This article is written by the Law Firm Glimstedt in Gothenburg. If you have further questions about GDPR, please contact us at

6 quick tips from the lawyer about GDPR

There is considerable concern about the forthcoming data protection law, GDPR. High penalty charges and complicated regulations frighten many people. Here are six tips for those of you who work in marketing.

1. Consider obtaining more consent         

All processing of personal data must have a legal basis. You may send direct mail to active customers in both B2B and B2C relationships with the contract relationship as legal basis and, as a general rule, you may send relevant direct mail to people in B2B relationships on the legal ground ‘legitimate interest’. However, the safest and best thing to do is to use the legal basis ‘consent’ for as many relationships as possible. Obtaining consent also aligns better with the principle of inbound marketing. That people have agreed to receive information should be viewed as something positive. This means that they are actually interested in the company and are receptive to the message in the e-mail. An important aspect of obtaining consent is the mandatory information about the processing that must be provided when the consent is obtained from the customer. Those who will have the most success in their marketing within the framework of GDPR are those who are able to incorporate the information into their normal communication with the customer.

2. The legal ground ‘legitimate interest’ is complicated 

As mentioned above, there is the possibility (primarily in B2B relationships) to use the legal basis ‘legitimate interest’ in e-mail marketing. The Swedish Data Protection Authority has previously approved the trade organisation SWEDMA’s guidelines of what constitutes legitimate interest (the guidelines may however be updated after the implementation of GDPR). As a general rule, these guidelines prohibit the collection of e-mail addresses in B2C relationships without consent. Exceptions are made for so-called ‘soft opt ins’, where collection and mailing may be carried out in connection with sales negotiations under certain conditions. In B2B relationships, the assessment is much more discretionary. As a general rule, it is legitimate to collect and send marketing material via e-mail with the objective to reach people in one’s professional role. There are, however, limitations concerning, among others, sole proprietors that are important to be aware of.

3. Screening

There are no determinations for how long data collected on the basis of ‘legitimate interest’ may be saved. A maximum period of time should be established, and you should have procedures in place to screen data after a certain time, or when it may be assumed that it is out of date. Where possible, you should consider strategies for converting addresses based on legitimate interests to consent to have a legal basis for saving the data for a longer period of time.
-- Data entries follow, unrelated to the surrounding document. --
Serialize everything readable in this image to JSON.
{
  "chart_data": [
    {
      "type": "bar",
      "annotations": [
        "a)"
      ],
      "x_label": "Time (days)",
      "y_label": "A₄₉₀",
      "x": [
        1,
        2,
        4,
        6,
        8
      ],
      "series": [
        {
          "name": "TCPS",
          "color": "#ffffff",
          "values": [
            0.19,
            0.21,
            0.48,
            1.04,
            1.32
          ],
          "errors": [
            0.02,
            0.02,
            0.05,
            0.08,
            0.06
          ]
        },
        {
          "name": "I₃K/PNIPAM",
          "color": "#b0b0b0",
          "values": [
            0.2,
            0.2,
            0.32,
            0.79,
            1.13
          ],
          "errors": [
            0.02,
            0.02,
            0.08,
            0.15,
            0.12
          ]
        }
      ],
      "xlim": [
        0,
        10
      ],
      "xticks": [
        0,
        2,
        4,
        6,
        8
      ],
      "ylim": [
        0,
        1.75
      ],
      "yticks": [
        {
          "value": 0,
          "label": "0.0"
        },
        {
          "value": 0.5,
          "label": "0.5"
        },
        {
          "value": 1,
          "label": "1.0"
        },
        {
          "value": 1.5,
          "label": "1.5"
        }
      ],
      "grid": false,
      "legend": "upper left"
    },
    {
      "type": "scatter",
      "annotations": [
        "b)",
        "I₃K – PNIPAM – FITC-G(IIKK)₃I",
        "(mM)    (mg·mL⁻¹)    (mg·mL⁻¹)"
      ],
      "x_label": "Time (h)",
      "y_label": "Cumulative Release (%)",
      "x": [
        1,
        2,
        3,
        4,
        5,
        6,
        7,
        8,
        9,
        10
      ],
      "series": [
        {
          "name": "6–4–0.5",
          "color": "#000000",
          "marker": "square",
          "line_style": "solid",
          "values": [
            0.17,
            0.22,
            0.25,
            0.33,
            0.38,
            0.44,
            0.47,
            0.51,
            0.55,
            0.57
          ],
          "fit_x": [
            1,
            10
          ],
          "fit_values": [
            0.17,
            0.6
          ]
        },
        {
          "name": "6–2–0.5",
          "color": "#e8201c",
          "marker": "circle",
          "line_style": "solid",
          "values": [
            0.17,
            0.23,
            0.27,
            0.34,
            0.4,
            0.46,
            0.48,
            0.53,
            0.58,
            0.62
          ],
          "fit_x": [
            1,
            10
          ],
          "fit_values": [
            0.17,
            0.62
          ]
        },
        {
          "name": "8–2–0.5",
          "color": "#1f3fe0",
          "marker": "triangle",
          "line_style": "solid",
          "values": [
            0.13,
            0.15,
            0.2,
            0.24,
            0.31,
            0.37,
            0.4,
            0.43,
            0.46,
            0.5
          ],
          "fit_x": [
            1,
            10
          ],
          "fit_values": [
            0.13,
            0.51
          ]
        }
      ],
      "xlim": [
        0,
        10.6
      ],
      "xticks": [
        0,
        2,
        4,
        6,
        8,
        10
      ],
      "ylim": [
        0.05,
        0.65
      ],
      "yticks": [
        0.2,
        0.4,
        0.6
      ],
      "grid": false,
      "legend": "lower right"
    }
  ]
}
4. Watch out for profiling

The analytical tools that make it possible to profile potential customers have become more numerous and more refined. GDPR will force major data collectors like Google and Facebook to make changes in their data collection and profiling approaches. For example, Google will no longer be able to collect data from Gmail in the same way as they cannot guarantee that all e-mail recipients have agreed to the processing. As mentioned, GDPR places high demands on companies engaged in profiling. If you have your own analytical tools that enable profiling, regardless of level, it is high time to start investigating what actions must be taken to be able to comply with the regulation.

5. Stop relying on the Rule of Abuse

Previously, Sweden has had an exception for unstructured personal data, often referred to as the ‘Rule of Abuse’. This relates, for example, to personal data in running text, e-mail and images in social media. This exception will disappear with the implementation of GDPR. To be allowed to post an image of an individual in social media through a channel that you as a company controls, the company must ensure that valid consent to the publication has been obtained.

6. Do you store data on servers outside the EU?

Section 10 in the data protection officer agreement regulates this issue. If data is sent out of the EU, the country to which it is sent must have an ‘adequate level of data protection’. If this is not the case, you must enter into a supplementary agreement based on the EU’s standard contractual clauses (also referred to as model contract clauses). In the USA, companies must be ‘Privacy Shield’ legitimised for an adequate protection level to exist (and no additional agreement required). It is your responsibility to investigate whether your supplier complies with the requirements of GDPR.